Recognizing the importance of sustainability to its work, the U.S. Environmental Protection Agency (EPA) has been working to create programs and applications in a variety of areas to better incorporate sustainability into decision-making at the agency. To further strengthen the scientific basis for sustainability as it applies to human health and environmental protection, the EPA asked the National Research Council (NRC) to provide a framework for incorporating sustainability into the EPA's principles and decision-making.
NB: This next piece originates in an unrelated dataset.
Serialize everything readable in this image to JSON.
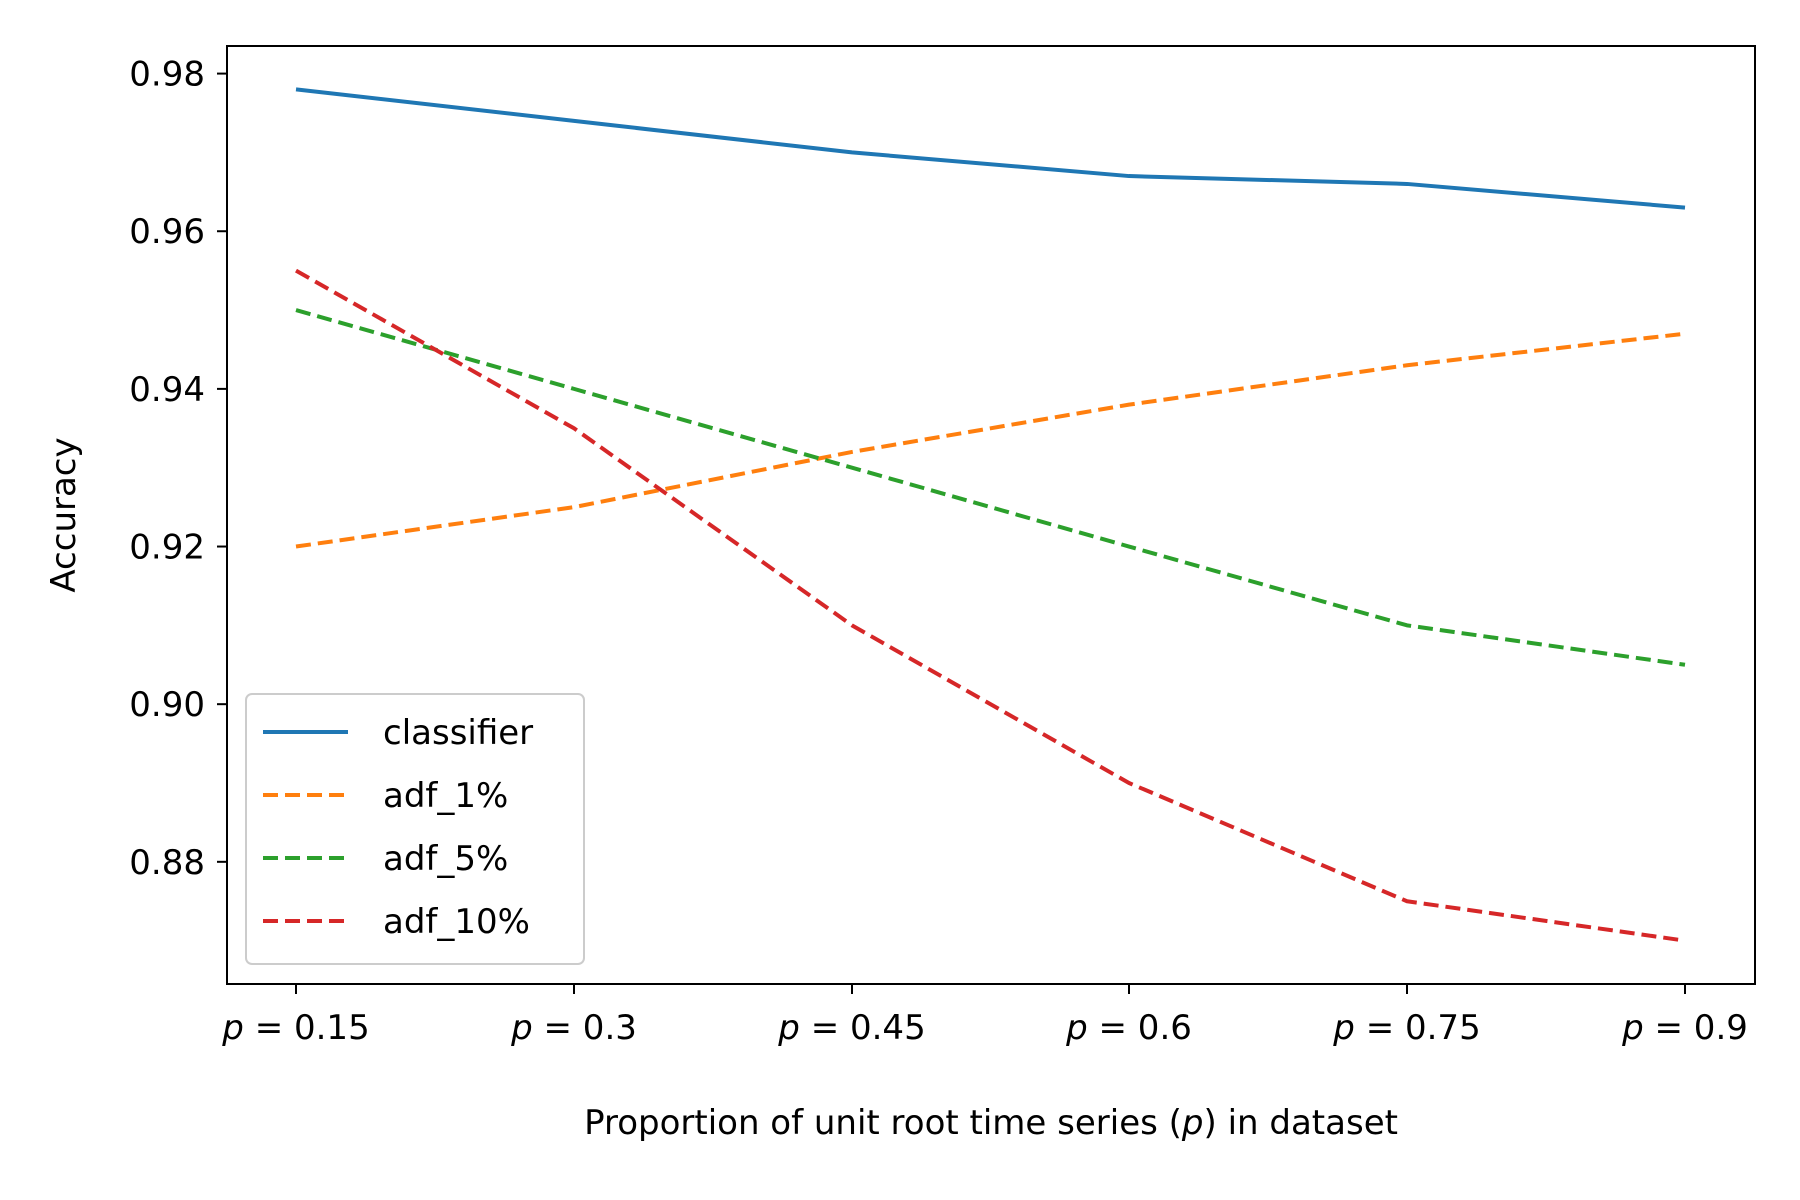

This framework, Sustainability and the U.S. EPA, provides recommendations for a sustainability approach that both incorporates and goes beyond an approach based on assessing and managing the risks posed by pollutants that has largely shaped environmental policy since the 1980s. Although risk-based methods have led to many successes and remain important tools, the report concludes that they are not adequate to address many of the complex problems that put current and future generations at risk, such as depletion of natural resources, climate change, and loss of biodiversity. Moreover, sophisticated tools are increasingly available to address cross-cutting, complex, and challenging issues that go beyond risk management.

The report recommends that EPA formally adopt as its sustainability paradigm the widely used "three pillars" approach, which means considering the environmental, social, and economic impacts of an action or decision. Health should be expressly included in the "social" pillar. EPA should also articulate its vision for sustainability and develop a set of sustainability principles that would underlie all agency policies and programs.